NAILS, MANUFACTURE OF. (Clou, Fr.; Nagel, Germ.)
The forging of nails was till of late years a handicraft operation, and therefore belonged to a book of trades, rather than to a dictionary of arts. But several combinations of machinery have been recently employed, under the protection of patents, for making these useful implements, with little or no aid of the human hand; and these deserve to be noticed, on account both of their ingenuity and importance.
As nails are objects of prodigious consumption in building their block-houses, the citizens of the United States very early turned their mechanical genius to good account in the construction of various machines for making them. So long since as the year 1810, it appears, from the report of the secretary of their treasury, that they possessed a machine which performed the cutting and heading at one operation, with such rapidity that it could turn out upwards of 100 nails per minute. “Twenty years ago,” says the secretary of the state of Massachusetts, in that report, “some men, then unknown, and then in obscurity, began by cutting slices out of old hoops, and, by a common vice griping these pieces, headed them with several strokes of the hammer. By progressive improvements, slitting-mills were built, and the shears and the heading tools were perfected; yet much labour and expense were requisite to make nails. In a little time Jacob Perkins, Jonathan Ellis, and a few others, put into execution the thought of cutting and of heading nails by water power; but, being more intent upon their machinery than upon their pecuniary affairs, they were unable to prosecute the business. At different times other men have spent fortunes in improvements, and it may be said with truth that more than one million of dollars has been expended; but at length these joint efforts are crowned with complete success, and we are now able to manufacture, at about one-third of the expense that wrought nails can be manufactured for, nails which are superior to them for at least three-fourths of the purposes to which nails are applied, and for most of those purposes they are full as good. The machines made use of by Odiorne, those invented by Jonathan Ellis, and a few others, present very fine specimens of American genius.
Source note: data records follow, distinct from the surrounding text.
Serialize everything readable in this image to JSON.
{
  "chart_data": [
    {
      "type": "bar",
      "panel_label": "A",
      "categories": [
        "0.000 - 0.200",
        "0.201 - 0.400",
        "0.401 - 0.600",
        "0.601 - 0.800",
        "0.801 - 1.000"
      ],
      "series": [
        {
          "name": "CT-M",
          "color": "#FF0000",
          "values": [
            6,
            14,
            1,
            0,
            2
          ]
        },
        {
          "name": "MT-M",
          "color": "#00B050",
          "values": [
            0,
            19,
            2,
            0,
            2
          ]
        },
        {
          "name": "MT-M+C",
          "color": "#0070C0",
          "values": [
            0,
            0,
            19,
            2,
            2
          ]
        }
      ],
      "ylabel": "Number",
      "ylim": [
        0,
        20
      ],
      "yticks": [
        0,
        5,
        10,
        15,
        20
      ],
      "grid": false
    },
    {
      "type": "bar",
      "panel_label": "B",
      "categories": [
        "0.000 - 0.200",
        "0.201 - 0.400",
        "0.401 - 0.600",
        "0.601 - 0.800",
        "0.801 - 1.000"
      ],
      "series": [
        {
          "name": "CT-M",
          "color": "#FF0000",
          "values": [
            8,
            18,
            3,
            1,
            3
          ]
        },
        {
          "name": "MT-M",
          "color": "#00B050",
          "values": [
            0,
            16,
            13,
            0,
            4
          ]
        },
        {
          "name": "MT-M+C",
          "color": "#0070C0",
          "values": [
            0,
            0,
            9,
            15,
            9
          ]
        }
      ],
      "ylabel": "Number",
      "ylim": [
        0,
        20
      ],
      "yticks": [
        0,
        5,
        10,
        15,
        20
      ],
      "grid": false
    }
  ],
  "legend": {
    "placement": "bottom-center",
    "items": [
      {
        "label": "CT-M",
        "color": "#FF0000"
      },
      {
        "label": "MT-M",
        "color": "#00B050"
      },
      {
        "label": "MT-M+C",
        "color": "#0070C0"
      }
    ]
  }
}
“To northern carpenters, it is well known that in almost all instances it is unnecessary to bore a hole before driving a cut nail; all that is requisite is, to place the cutting edge of the nail across the grain of the wood; it is also true, that cut nails will hold better in the wood. These qualities are, in some rough building works, worth twenty per cent. of the value of the article, which is equal to the whole expense of manufacturing. For sheathing and drawing, cut nails are full as good as wrought nails; only in one respect are the best wrought nails a little superior to cut nails, and that is where it is necessary they should be clenched. The manufacture of cut nails was born in our country, and has advanced, within its bosom, through all the various stages of infancy to manhood; and no doubt we shall soon be able, by receiving proper encouragement, to render them superior to wrought nails in every particular.
“The principal business of rolling and slitting-mills, is rolling nail plates; they also serve to make nail rods, hoops, tires, sheet iron, and sheet copper. In this State we have not less than twelve.
“These mills could roll and slit 7000 tons of iron a year; they now, it is presumed, roll and slit each year about 3500 tons, 2400 tons of which, probably, are cut up into nails and brads, of such a quality that they are good substitutes for hammered nails, and, in fact, have the preference with most people, for the following reasons; viz., on account of the sharp corner and true taper with which cut nails are formed; they may be driven into harder wood without bending or breaking, or hazard of splitting the wood, by which the labour of boring is saved, the nail one way being of the same breadth or thickness from head to point.”
Since the year 1820, the following patents have been obtained in England for making nails; many of them of American origin:—
Alexander Law, September, 1821, for nails and bolts for ships’ fastenings, made in a twisted form, by hand labour.